Showing posts with label data. Show all posts
Showing posts with label data. Show all posts

Wednesday, April 08, 2009

Tech: Data Provisioning

I grant that some of my technical pieces may be rather esoteric for a general audience. So I have sequestered them off to a separate blog for my professional pursuits. You'll find the first post here, on a neologistic use of the term Data Provisioning for a successor model to the Enterprise Data Warehouse.

Sunday, August 24, 2008

Business Intelligence 2.0

A provocative article on B.I. dating back a year and a half makes an interesting juxtaposition between the development of Web 2.0 and business intelligence. Or at least, where he thinks B.I. will be. Or ought to be.


It's by a bloke called Neil Raden, and you can read it here. There are limits to the analogy, of course. Web 2.0 is about a ramping up due to interactivity, collaboration. Business Intelligence 2.0, from what the author says, is simply about what B.I. would be like if the professionals and software developers just got on with the job and came up with more sophisticated tools.

At first glance, I thought it was pie in the sky. Second glance, it all made sense in a general way: the toolset is not what it should be in an ideal world, and there's no reason the B.I. space shouldn't go that way. But in reality, such evolution would take quite some time. And in fact I query how susceptible to simplification something as mercurial as data - and people's approach to it - can be. Raden acknowledges here the value of the semantic web project, and that may actually be whence the best initiatives emerge.
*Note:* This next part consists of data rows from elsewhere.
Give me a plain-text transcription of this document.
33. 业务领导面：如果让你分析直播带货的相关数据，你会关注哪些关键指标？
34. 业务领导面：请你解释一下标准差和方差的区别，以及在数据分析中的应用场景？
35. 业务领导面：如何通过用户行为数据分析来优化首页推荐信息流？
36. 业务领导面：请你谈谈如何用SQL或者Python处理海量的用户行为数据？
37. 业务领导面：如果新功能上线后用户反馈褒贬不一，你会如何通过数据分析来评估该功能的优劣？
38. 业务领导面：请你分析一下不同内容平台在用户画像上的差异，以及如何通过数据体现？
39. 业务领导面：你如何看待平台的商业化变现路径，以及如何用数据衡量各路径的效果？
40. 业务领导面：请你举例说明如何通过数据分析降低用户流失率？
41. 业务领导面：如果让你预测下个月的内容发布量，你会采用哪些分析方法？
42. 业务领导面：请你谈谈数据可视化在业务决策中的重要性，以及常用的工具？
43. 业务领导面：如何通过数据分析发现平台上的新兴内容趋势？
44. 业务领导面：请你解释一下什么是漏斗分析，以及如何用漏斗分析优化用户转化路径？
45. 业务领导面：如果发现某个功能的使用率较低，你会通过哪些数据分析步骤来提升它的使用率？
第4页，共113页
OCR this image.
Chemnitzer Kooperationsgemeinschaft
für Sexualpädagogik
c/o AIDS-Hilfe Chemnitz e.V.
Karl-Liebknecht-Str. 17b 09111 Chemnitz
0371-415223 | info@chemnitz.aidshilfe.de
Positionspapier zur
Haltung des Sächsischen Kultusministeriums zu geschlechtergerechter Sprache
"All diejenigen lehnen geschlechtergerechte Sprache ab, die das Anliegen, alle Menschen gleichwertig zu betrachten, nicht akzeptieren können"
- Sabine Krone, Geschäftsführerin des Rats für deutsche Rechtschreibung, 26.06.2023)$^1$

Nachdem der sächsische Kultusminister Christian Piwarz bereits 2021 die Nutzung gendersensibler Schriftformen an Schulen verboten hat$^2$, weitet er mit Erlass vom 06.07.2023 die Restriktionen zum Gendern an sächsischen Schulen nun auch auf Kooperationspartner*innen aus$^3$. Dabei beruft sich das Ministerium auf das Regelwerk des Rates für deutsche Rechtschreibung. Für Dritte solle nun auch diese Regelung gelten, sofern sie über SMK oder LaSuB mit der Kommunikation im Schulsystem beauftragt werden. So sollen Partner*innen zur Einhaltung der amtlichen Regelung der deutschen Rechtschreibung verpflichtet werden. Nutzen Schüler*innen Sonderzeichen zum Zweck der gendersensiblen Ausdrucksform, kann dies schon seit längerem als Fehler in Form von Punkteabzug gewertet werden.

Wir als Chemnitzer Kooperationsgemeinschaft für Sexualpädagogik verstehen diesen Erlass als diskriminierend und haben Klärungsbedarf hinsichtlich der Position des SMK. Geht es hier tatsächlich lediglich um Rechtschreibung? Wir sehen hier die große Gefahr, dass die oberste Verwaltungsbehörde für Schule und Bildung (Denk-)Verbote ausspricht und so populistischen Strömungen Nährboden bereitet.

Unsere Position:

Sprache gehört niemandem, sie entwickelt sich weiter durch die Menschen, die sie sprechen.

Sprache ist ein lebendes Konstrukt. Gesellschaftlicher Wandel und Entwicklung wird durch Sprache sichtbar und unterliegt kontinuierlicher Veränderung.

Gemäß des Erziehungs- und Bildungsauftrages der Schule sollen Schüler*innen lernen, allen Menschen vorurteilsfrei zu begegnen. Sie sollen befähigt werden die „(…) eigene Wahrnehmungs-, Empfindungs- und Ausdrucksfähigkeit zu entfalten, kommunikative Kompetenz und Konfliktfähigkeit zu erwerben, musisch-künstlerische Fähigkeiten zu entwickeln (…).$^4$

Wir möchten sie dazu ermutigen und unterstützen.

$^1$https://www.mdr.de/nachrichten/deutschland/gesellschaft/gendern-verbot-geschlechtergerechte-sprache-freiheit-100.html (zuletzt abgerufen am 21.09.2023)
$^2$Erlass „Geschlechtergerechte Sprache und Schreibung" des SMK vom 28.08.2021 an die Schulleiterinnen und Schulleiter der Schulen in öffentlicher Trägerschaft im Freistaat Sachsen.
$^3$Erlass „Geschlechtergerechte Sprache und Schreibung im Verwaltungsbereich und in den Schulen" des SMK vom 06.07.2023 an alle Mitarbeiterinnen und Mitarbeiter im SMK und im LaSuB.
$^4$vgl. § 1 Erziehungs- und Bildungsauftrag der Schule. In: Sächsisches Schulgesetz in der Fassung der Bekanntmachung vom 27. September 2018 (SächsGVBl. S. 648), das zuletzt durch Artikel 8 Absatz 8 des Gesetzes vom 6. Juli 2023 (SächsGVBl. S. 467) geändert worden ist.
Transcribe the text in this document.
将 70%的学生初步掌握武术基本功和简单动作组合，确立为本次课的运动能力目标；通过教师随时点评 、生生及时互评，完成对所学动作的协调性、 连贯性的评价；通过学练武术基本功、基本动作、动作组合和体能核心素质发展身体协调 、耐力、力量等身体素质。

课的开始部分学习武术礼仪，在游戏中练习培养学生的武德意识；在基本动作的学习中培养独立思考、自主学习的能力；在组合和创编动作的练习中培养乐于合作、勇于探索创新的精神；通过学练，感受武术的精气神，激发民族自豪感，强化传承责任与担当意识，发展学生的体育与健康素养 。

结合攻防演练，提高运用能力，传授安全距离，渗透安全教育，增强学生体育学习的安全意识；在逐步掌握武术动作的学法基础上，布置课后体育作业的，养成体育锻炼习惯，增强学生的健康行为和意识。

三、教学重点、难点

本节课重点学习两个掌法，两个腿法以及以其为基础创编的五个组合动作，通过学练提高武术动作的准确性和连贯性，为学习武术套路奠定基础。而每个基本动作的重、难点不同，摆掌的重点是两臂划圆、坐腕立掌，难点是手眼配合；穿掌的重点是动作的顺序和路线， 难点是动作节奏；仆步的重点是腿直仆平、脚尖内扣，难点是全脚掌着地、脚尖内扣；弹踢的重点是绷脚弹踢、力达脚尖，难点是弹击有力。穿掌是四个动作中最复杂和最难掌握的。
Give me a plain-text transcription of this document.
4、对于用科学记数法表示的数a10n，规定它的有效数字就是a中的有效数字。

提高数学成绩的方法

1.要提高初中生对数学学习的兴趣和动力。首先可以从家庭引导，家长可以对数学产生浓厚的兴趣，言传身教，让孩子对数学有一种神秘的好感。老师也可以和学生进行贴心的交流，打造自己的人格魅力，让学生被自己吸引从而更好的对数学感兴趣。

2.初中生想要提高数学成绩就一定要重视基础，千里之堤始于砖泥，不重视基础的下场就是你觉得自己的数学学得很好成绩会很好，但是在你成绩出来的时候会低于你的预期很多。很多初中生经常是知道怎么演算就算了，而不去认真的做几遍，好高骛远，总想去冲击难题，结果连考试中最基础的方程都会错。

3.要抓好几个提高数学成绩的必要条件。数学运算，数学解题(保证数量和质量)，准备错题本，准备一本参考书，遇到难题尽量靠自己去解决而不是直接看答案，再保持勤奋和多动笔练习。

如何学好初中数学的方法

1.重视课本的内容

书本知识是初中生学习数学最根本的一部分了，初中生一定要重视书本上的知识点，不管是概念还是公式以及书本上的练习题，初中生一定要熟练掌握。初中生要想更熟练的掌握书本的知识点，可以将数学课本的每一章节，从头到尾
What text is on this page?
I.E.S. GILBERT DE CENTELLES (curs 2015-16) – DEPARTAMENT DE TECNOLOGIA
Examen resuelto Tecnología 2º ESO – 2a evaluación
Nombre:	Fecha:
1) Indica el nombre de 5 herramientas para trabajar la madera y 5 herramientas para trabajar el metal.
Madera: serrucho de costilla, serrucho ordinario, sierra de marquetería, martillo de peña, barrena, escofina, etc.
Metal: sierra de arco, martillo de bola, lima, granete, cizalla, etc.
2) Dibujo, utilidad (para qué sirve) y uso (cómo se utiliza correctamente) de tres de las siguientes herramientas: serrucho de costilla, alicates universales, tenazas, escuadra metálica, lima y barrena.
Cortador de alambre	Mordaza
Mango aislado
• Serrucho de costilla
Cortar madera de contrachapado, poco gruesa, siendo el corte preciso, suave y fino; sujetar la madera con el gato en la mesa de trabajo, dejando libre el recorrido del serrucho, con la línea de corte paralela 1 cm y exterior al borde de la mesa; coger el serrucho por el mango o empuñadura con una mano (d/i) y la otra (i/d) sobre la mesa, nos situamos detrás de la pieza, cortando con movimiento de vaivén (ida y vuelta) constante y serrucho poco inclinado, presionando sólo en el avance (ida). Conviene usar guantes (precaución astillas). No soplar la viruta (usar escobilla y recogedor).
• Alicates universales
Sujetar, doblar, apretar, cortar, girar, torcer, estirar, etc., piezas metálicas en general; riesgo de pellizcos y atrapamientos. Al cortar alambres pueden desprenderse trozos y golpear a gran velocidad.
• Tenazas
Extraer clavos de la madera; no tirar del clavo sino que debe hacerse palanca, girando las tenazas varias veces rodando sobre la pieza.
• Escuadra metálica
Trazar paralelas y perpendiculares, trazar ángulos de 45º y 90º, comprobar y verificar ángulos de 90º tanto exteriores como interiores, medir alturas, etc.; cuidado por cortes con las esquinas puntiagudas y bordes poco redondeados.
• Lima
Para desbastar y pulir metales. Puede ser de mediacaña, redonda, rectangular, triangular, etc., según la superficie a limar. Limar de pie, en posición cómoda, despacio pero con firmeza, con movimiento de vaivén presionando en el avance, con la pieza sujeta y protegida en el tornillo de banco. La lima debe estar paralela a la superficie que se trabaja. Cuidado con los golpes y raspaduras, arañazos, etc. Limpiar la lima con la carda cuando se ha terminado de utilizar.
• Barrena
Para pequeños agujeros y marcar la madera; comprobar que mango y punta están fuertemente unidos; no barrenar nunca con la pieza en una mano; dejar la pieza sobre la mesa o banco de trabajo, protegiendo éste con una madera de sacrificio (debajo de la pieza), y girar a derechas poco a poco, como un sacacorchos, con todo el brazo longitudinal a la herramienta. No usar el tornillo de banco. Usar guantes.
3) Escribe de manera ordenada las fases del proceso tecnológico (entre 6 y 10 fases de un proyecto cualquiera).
Still, it's challenging, and worth reading for those in the industry, or who are touched by the issue.

Tuesday, July 22, 2008

SQL Server: varchar to real

I was having trouble loading some data into a SQL Server database (MS). The particular problem was converting a type char to type real.

There are several ways to change data types. Typically, you'd use cast or convert functions. But everything I tried returned the same message: "Error converting data type varchar to real."

I googled to find out how other people dealt with this, but found nothing useful.

Then I tried something that worked: convert the type varchar to type money, then to type real. Easy.

Of course, this makes perfect sense if your numbers only run to two decimal places. In fact, it works to four decimal places (the same if you choose type money or smallmoney, except that the latter is stored in fewer bytes).

The options for retaining precision past four decimal places are somewhat messier. One way is to multiply the numbers by a few factors of ten, but you still have to pay attention to the range of viable values for money or smallmoney.

I'm not convinced that this issue is yet another demonstration of the unwieldiness of MS SQL Server. All databases have their pain points; this is just another one.

Monday, August 07, 2006

Tech: semantic integration

Have a look at a thoughtful article on semantic integration, flagged from Wikipedia.

In a nutshell, this is a form of integration that focuses on data, and relies on ontologies (effectively metadata by domain, or data dictionaries) being published in a relatively standardised format.

The ultimate goal would surely be a product which sucks all a company’s metadata into one source – regardless of original format - then enables updating from that source. Now there’s a business opportunity.